A case in point is Gujarat, a water deficient state with only 2% of the country’s water resources and 5% of the country’s population. Yet, it ranked first in water management in NITI Aayog’s 2019 edition of the Composite Water Management Index due to the serious efforts made w.r.t. source augmentation, source management and distribution management. Some of the notable initiatives include the Sujalam Sufalam Yojana (a water conservation scheme), Gujarat Green Revolution Company (to educate the farmers in adoption of scientific water management techniques), Jal Sanchay Abhiyan (a drive for storage of water), and Bhungroo (a water management initiative made successful through local governance).

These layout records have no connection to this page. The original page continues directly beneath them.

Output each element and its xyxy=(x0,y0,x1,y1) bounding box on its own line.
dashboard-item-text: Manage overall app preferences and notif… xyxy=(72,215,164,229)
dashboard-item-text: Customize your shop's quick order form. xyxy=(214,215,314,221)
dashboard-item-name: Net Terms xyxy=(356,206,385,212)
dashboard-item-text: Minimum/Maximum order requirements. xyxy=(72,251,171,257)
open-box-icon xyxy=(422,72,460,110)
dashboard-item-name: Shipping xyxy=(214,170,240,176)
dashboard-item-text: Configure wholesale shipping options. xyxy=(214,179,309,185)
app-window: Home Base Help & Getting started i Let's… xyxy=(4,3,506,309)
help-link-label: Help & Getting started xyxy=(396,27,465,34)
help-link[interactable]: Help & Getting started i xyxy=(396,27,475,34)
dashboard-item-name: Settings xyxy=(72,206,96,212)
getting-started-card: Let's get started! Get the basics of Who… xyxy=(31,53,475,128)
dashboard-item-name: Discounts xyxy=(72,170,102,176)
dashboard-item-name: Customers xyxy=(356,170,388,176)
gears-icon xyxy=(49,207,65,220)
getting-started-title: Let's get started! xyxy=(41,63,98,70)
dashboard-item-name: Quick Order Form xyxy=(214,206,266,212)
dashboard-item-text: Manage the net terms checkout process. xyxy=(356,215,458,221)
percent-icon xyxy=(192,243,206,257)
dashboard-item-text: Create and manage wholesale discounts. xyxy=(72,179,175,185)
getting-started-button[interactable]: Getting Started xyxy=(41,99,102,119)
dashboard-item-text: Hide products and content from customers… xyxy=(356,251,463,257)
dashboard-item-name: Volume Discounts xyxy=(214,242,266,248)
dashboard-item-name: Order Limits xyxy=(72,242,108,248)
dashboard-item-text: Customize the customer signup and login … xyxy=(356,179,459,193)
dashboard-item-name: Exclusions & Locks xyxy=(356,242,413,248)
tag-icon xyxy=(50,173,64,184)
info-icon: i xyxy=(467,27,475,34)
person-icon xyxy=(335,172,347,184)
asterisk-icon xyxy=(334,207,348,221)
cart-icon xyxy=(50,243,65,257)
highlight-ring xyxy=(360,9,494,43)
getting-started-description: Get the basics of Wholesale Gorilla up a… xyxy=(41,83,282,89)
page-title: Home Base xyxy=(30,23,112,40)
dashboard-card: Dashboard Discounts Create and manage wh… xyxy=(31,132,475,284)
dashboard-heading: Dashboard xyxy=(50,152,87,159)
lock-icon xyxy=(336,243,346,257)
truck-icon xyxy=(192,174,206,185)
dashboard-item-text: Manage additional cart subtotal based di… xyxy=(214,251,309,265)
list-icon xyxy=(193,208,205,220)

Some startups in India are also coming up with innovative solutions to address the paucity of water. WEGoT, a social impact startup, has developed VenAqua, an economical ultrasonic sensor, that helps users to capture and understand water availability from different sources, their real-time water use patterns, leaks and wastages, and thereby save water and costs. It has helped save over 300 million liters of water in 20,000+ homes since 2015. Similarly, Khyeti came up with a modular Greenhouse-in-a-Box to help small and marginal farmers to produce 7 times more output with 90% less water and costs only 50% of what a regular greenhouse would.
Further, India can also draw inspiration from countries like Israel, having 60% deserts as its topography. Today, it is a global leader in water management and technology. This is due to various measures such as educating citizens through TV campaigns, water recycling, water metering, imposing water tariffs, river rehabilitation, seawater desalinisation and so forth. Israel ranks first in the world in terms of wastewater recycling.
In the field of agriculture, the trend has been to utilise more recycled and storm water to irrigate crops. Further, the Israelis are developing new methods of irrigation (especially, drip irrigation system) and crop cultivation. This has been on account of the close collaboration and interaction between Israeli agricultural research institutes, farmers, and extension services.
Lastly, as suggested by the NABARD-ICRIER study, India must also consider some policy reforms. For example, it may consider charging water consumption in order to promote its rational use. At the same time, the power sector also needs price policy reforms. Increasing the procurement price of less water intensive crops like millets can also help farmers take up the cultivation of these crops.
The government may also consider shifting from price policy of heavily subsidizing inputs to direct benefit transfer of input subsidies to prevent the wastage of precious resources. It might also fix the upper limits of national VWT. The local governance institutions can also be roped in for efficient water management practices. It is only with timely and effective implementation these measures that India can save itself from a water-starved future.